Alex découvre alors que l’infâme agent gouvernemental Bob Blair (Christopher Plummer) envisage d’utiliser la procédure de liaison des rêves pour pénétrer dans le subconscient du président des États-Unis, où il doit être assassiné avant les prochains pourparlers sur la réduction des armes nucléaires. Pour ce faire, Blair engage le psychopathe psychique Tommy Ray Glatman (un David Patrick Kelly fiable et tordu) pour tuer le président dans son rêve, ce qui déclenchera sa mort dans le monde réel. Alex pourra-t-il s’insérer dans les rêves du président, vaincre Tommy et, oh oui, sauver le monde de l’anéantissement nucléaire ?
Dreamscape est le bonheur des films B
Les enjeux sont extrêmement élevés pour un film de genre B, mais Joseph Ruben, qui est un scénariste reconnu sur le film aux côtés de David Loughery et du grand horreur Chuck Russell (“A Nightmare on Elm Street 3: Dream Warriors” et “The Blob”), embrasse l’invraisemblance de tout cela et peut également y adhérer pleinement. Cela aide que Dennis Quaid ait ce sourire diabolique qui fonctionne (l’homme a toujours semblé à un blockbuster d’être l’une des plus grandes stars d’Hollywood) et que des stars de tous les temps comme Max von Sydow et Christopher Plummer soient complètement engagées. (Personne ne l’appelle ici.)

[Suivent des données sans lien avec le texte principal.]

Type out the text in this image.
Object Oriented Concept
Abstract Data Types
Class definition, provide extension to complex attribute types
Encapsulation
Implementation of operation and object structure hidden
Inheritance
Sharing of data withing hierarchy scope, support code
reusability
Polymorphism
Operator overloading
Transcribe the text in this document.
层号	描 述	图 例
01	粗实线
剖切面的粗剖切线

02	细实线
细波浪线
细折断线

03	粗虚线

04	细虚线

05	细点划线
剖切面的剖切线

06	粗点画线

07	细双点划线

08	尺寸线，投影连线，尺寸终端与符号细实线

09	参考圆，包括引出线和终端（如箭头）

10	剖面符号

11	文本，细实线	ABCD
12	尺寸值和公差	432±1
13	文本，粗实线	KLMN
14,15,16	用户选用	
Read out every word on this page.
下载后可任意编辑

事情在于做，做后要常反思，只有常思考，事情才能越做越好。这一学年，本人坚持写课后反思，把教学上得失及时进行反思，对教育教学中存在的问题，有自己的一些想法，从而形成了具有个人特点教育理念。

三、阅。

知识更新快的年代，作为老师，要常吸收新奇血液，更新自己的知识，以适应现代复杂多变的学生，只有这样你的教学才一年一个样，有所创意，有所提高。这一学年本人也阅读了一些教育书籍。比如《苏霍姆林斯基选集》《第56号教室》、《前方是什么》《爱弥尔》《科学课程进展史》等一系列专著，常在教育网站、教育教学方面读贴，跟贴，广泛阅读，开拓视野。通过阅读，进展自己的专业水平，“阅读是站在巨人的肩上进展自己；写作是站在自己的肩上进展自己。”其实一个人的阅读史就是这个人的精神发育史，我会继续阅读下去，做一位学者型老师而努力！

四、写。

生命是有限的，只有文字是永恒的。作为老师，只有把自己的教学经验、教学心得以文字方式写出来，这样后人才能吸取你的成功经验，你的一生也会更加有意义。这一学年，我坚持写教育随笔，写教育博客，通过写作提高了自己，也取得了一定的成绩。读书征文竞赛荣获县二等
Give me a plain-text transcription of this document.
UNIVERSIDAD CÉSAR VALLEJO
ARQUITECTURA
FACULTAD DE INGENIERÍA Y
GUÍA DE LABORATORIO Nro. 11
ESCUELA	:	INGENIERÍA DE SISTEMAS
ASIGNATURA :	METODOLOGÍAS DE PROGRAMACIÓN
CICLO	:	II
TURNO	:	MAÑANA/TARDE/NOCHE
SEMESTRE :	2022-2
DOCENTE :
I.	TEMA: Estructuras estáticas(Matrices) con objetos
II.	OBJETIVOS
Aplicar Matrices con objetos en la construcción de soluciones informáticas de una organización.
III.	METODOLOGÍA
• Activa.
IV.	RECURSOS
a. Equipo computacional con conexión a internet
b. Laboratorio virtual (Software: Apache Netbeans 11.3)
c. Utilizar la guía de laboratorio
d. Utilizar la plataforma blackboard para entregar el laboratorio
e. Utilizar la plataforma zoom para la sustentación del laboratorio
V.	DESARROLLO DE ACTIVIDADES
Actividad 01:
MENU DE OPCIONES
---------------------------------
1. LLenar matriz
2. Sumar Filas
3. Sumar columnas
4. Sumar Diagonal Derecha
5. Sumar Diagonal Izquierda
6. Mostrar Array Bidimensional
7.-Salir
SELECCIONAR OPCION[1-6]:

Le plus impressionnant est que Ruben tire le meilleur parti de son budget relativement modeste. (Encore, faire pas attendez-vous à des décors de niveau “Inception”.) Les séquences de rêve sont profondément troublantes, et les effets de maquillage effrayants de Craig Reardon sur l’homme serpent (entre autres monstres) pourraient trouver leur place dans ton cauchemars (Reardon remportera des Emmys pour son travail de maquillage sur “The X-Files”, “Buffy contre les vampires” et “Star Trek: Deep Space Nine”). “Dreamscape” traverse sa durée d’exécution de 99 minutes. C’est la perfection amusante et inventive d’un film B que vous pouvez actuellement diffuser gratuitement sur Tubi.